He turned to Kayleen. “At the orphanage?”
“A former student left several horses to the school, along with the money to pay for them. Many of the children ride.”
There was something about his dark eyes, she thought, knowing she could stare into them for hours and never grow tired of the effect of the changing light.
“Badly,” she admitted. “The horse and I never figured out how to talk to each other.”
“That’s because horses don’t talk,” Pepper told her, then turned to As’ad. “Kayleen falls off a lot. I try not to laugh, because I don’t want her to hurt herself, but it’s kinda funny.”
“For you,” Kayleen murmured.
The main door to the suite opened and a tall, gray-haired man strode into the suite.
“As’ad. There you are. Oh. You’re having dinner with your family.”
“Father,” As’ad said as he rose.
Father? Something nagged at the back of Kayleen’s mind, before bursting free. Father? As in the king?
She jumped to her feet and motioned for the girls to do the same. Once they were standing she didn’t know what to do next. Bow? Curtsy?
As’ad glanced at her, then the girls. “Father, this is Kayleen, the girls’ nanny.” Then he introduced each of the sisters. “Ladies, this is my father, King Mukhtar.”
Three mouths dropped open. Kayleen kept hers shut by sheer force of will.
The king nodded graciously. “I am delighted to meet all of you. Welcome to the royal palace of El Deharia. May you live long, with happiness and health in abundance. May these strong walls always protect you and provide solace.”
Kayleen swallowed. As greetings went, it was a really good one.
“Thank you so much for your hospitality,” she murmured, still trying to accept the fact that she was in the presence of a real live king. Which meant As’ad really was a prince.
She knew he held the title, but she didn’t think of him as royal or powerful.

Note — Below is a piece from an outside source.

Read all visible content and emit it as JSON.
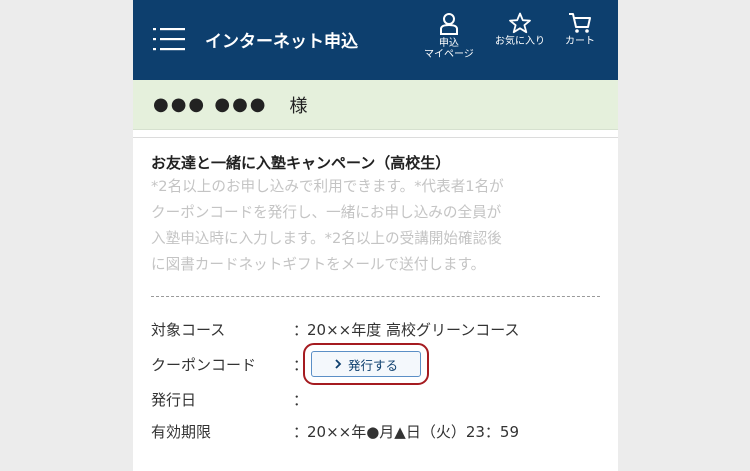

Yet he was.
The king motioned to the table. “May I?”
Kayleen felt her eyes widen. “Of course, Your Highness. Please. We weren’t expecting you, so the meal isn’t exactly…traditional.”
The king took a seat. As’ad motioned for them to resume theirs. Mukhtar studied the various serving bowls, then scooped some macaroni and cheese onto a plate.

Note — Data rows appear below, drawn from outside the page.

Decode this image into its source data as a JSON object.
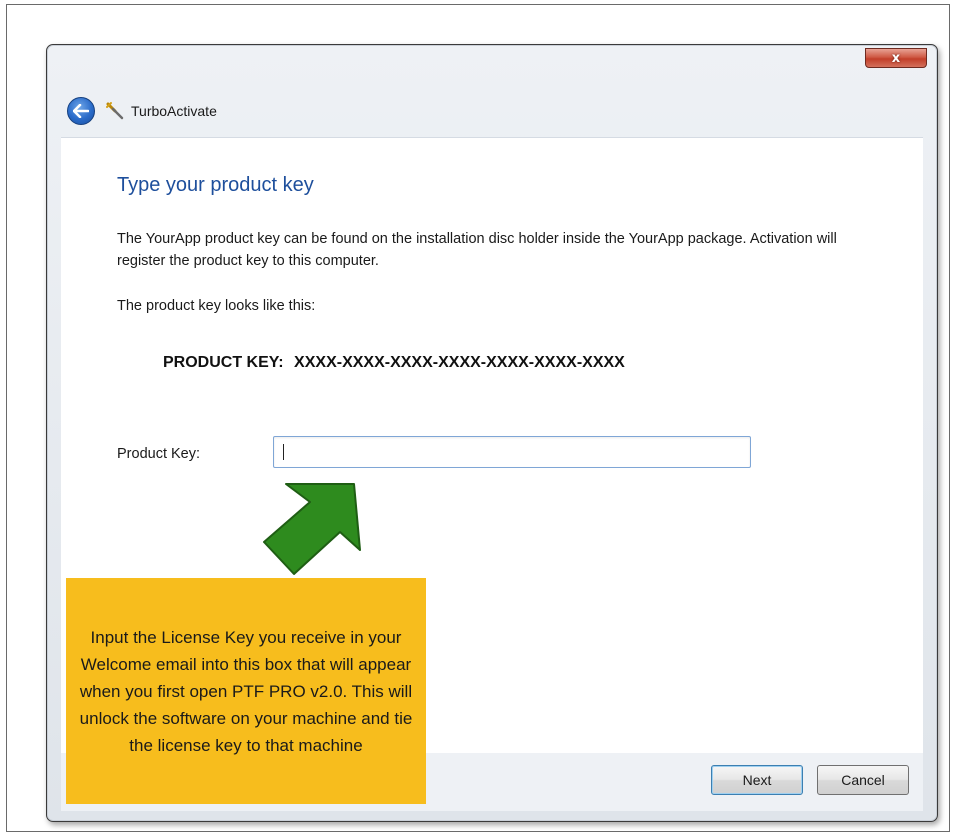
{
  "window": {
    "title": "TurboActivate",
    "close_label": "x"
  },
  "page": {
    "heading": "Type your product key",
    "description": "The YourApp product key can be found on the installation disc holder inside the YourApp package. Activation will register the product key to this computer.",
    "looks_like": "The product key looks like this:",
    "example_label": "PRODUCT KEY:",
    "example_value": "XXXX-XXXX-XXXX-XXXX-XXXX-XXXX-XXXX"
  },
  "form": {
    "product_key_label": "Product Key:",
    "product_key_value": ""
  },
  "buttons": {
    "next": "Next",
    "cancel": "Cancel"
  },
  "callout": {
    "text": "Input the License Key you receive in your Welcome email into this box that will appear when you first open PTF PRO v2.0.  This will unlock the software on your machine and tie the license key to that machine"
  },
  "colors": {
    "heading": "#1e4f9c",
    "callout_bg": "#f7bd1d",
    "arrow_green": "#2e8b1e"
  },
  "icons": {
    "back": "back-arrow-icon",
    "app": "turboactivate-app-icon",
    "pointer": "green-arrow-icon"
  }
}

“I haven’t had this in years.”
“It was my pick,” Pepper told him. “It’s my favorite. They make it really good here. Sometimes, at the orphanage, Kayleen would sneak us into the kitchen and make the kind in a box. That’s good, too.”
The king smiled. “So my chef has competition.”

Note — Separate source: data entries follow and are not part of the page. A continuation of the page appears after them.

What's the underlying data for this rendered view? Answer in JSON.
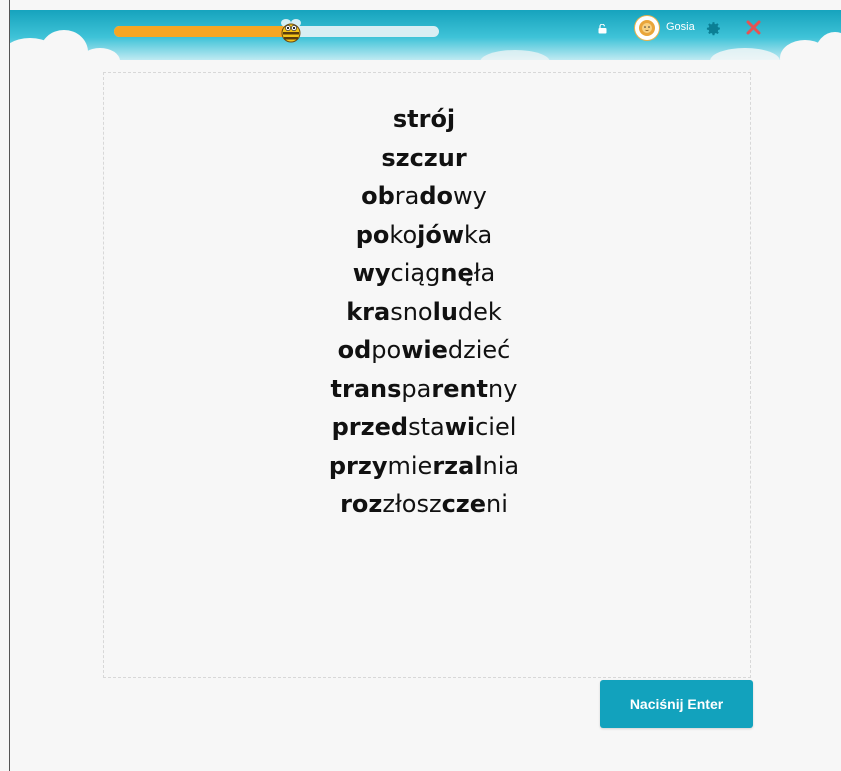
{
  "header": {
    "progress": 0.54,
    "user_name": "Gosia",
    "colors": {
      "header": "#16a3bd",
      "progress_fill": "#f6a623",
      "progress_track": "#d9eef3",
      "close": "#e55353",
      "gear": "#0b7f95"
    },
    "icons": [
      "bee-icon",
      "lock-icon",
      "avatar",
      "gear-icon",
      "close-icon"
    ]
  },
  "words": [
    [
      {
        "t": "strój",
        "b": true
      }
    ],
    [
      {
        "t": "szczur",
        "b": true
      }
    ],
    [
      {
        "t": "ob",
        "b": true
      },
      {
        "t": "ra",
        "b": false
      },
      {
        "t": "do",
        "b": true
      },
      {
        "t": "wy",
        "b": false
      }
    ],
    [
      {
        "t": "po",
        "b": true
      },
      {
        "t": "ko",
        "b": false
      },
      {
        "t": "jów",
        "b": true
      },
      {
        "t": "ka",
        "b": false
      }
    ],
    [
      {
        "t": "wy",
        "b": true
      },
      {
        "t": "ciąg",
        "b": false
      },
      {
        "t": "nę",
        "b": true
      },
      {
        "t": "ła",
        "b": false
      }
    ],
    [
      {
        "t": "kra",
        "b": true
      },
      {
        "t": "sno",
        "b": false
      },
      {
        "t": "lu",
        "b": true
      },
      {
        "t": "dek",
        "b": false
      }
    ],
    [
      {
        "t": "od",
        "b": true
      },
      {
        "t": "po",
        "b": false
      },
      {
        "t": "wie",
        "b": true
      },
      {
        "t": "dzieć",
        "b": false
      }
    ],
    [
      {
        "t": "trans",
        "b": true
      },
      {
        "t": "pa",
        "b": false
      },
      {
        "t": "rent",
        "b": true
      },
      {
        "t": "ny",
        "b": false
      }
    ],
    [
      {
        "t": "przed",
        "b": true
      },
      {
        "t": "sta",
        "b": false
      },
      {
        "t": "wi",
        "b": true
      },
      {
        "t": "ciel",
        "b": false
      }
    ],
    [
      {
        "t": "przy",
        "b": true
      },
      {
        "t": "mie",
        "b": false
      },
      {
        "t": "rzal",
        "b": true
      },
      {
        "t": "nia",
        "b": false
      }
    ],
    [
      {
        "t": "roz",
        "b": true
      },
      {
        "t": "złosz",
        "b": false
      },
      {
        "t": "cze",
        "b": true
      },
      {
        "t": "ni",
        "b": false
      }
    ]
  ],
  "footer": {
    "enter_label": "Naciśnij Enter"
  }
}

“Not really,” Kayleen told him. “His food is amazing. I’m honored just to eat it.”
As’ad looked at his father. “In an effort to fill her day, Kayleen went down to the kitchen and offered to help. It did not go well.”
Kayleen felt herself flush. “He was a little insulted. There was a crash. I’m guessing he threw stuff.”
“Was that the night my soufflé was burned?” the king asked.
“I hope not,” Kayleen told him.
He smiled. “So what conversation did I interrupt?” he asked.
“We were talking about horses,” Nadine told him. “We rode and took lessons at the orphanage.”
The king looked at his son. “Horses. I believe we have a stable, do we not?”
As’ad glanced at the girls. “The king is teasing. The palace stables are world famous.”
Dana leaned toward him. “Do you have horses that go fast?”
“Faster than would be safe for a novice rider.”
She wrinkled her nose. “If we took more lessons, we would be experts.”
“Exactly,” As’ad told her.
The king nodded. “I agree. All young princesses should know how to ride. I will speak to the head groom myself and arrange lessons.” He glanced at Kayleen. “For all of you.”
“Thank you,” she murmured, because it was expected.
“You do not look excited,” As’ad whispered to her.
“Pepper wasn’t kidding about me falling. It happens all the time.”
“Perhaps you need more personal instruction.”
She stared into his eyes as he spoke and found herself getting lost in his gaze. It was as if he had an energy field that pulled her closer. She had the oddest feeling he was going to touch her—and she was going to like him touching her.
“Riding is an enjoyable way to get exercise,” the king said.
“Has anyone asked the horse about that?”
She spoke without thinking—something that had often gotten her in trouble back at the convent. There was a moment of silence, then the king laughed.